Donation immobilière via une SCI familiale : décote et souplesse de répartition
Créer une SCI familiale pour y loger le bien, puis donner progressivement les parts sociales aux enfants, permet d’appliquer une décote sur la valeur des parts par rapport à la valeur vénale du bien. Cette décote tient au caractère peu liquide des parts de SCI et aux clauses statutaires qui restreignent leur cession.
La transmission par tranches, en respectant le délai de renouvellement de l’abattement de 100 000 € tous les 15 ans, autorise une transmission complète en franchise de droits sur plusieurs cycles. En revanche, la création et la gestion d’une SCI engendrent des frais récurrents (comptabilité, assemblées générales, déclarations fiscales) qui réduisent l’avantage net pour les petits patrimoines.

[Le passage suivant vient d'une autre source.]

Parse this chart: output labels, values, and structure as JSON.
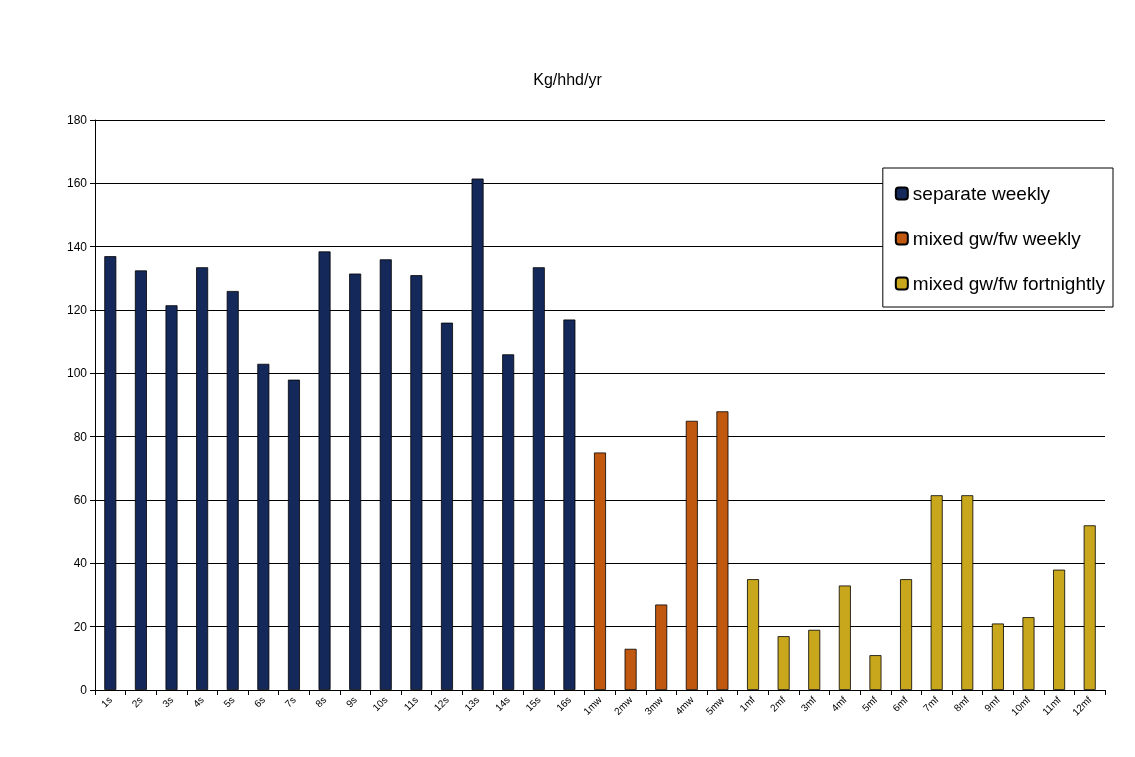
{
  "chart_data": {
    "type": "bar",
    "title": "Kg/hhd/yr",
    "categories": [
      "1s",
      "2s",
      "3s",
      "4s",
      "5s",
      "6s",
      "7s",
      "8s",
      "9s",
      "10s",
      "11s",
      "12s",
      "13s",
      "14s",
      "15s",
      "16s",
      "1mw",
      "2mw",
      "3mw",
      "4mw",
      "5mw",
      "1mf",
      "2mf",
      "3mf",
      "4mf",
      "5mf",
      "6mf",
      "7mf",
      "8mf",
      "9mf",
      "10mf",
      "11mf",
      "12mf"
    ],
    "series": [
      {
        "name": "separate weekly",
        "color": "#14285a",
        "values": [
          137,
          132.5,
          121.5,
          133.5,
          126,
          103,
          98,
          138.5,
          131.5,
          136,
          131,
          116,
          161.5,
          106,
          133.5,
          117,
          null,
          null,
          null,
          null,
          null,
          null,
          null,
          null,
          null,
          null,
          null,
          null,
          null,
          null,
          null,
          null,
          null
        ]
      },
      {
        "name": "mixed gw/fw weekly",
        "color": "#c0580f",
        "values": [
          null,
          null,
          null,
          null,
          null,
          null,
          null,
          null,
          null,
          null,
          null,
          null,
          null,
          null,
          null,
          null,
          75,
          13,
          27,
          85,
          88,
          null,
          null,
          null,
          null,
          null,
          null,
          null,
          null,
          null,
          null,
          null,
          null
        ]
      },
      {
        "name": "mixed gw/fw fortnightly",
        "color": "#c9a71c",
        "values": [
          null,
          null,
          null,
          null,
          null,
          null,
          null,
          null,
          null,
          null,
          null,
          null,
          null,
          null,
          null,
          null,
          null,
          null,
          null,
          null,
          null,
          35,
          17,
          19,
          33,
          11,
          35,
          61.5,
          61.5,
          21,
          23,
          38,
          52
        ]
      }
    ],
    "ylim": [
      0,
      180
    ],
    "yticks": [
      0,
      20,
      40,
      60,
      80,
      100,
      120,
      140,
      160,
      180
    ],
    "grid": "y",
    "legend": "top right"
  }
}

Succession classique ou donation anticipée : l’écart de coût
Attendre la succession pour transmettre un bien immobilier revient à perdre la possibilité d’utiliser les abattements de manière anticipée et renouvelable. L’abattement de 100 000 € se renouvelle tous les 15 ans pour les donations, tandis qu’il ne s’applique qu’une seule fois dans le cadre successoral.
Un parent qui donne la nue-propriété à 55 ans et vit encore 15 ans peut théoriquement bénéficier d’un second abattement. Cette stratégie de donation progressive est le seul moyen légal d’approcher une transmission « gratuite » sur un bien de valeur significative.
Le passage devant notaire reste obligatoire pour toute donation immobilière. Aucun acte sous seing privé n’a de valeur juridique pour un transfert de propriété immobilière. Les émoluments notariés, calculés sur la valeur du bien ou des parts transmises, constituent le plancher incompressible de toute opération, même lorsque les droits de donation sont nuls.
Transmettre sa maison gratuitement au sens strict n’existe pas en droit français. Ce qui existe, c’est la possibilité de réduire les droits de donation à zéro en combinant démembrement, abattements renouvelables et, jusqu’à fin 2026, le dispositif 790 A bis. Le coût restant, celui du notaire, demeure dans tous les cas.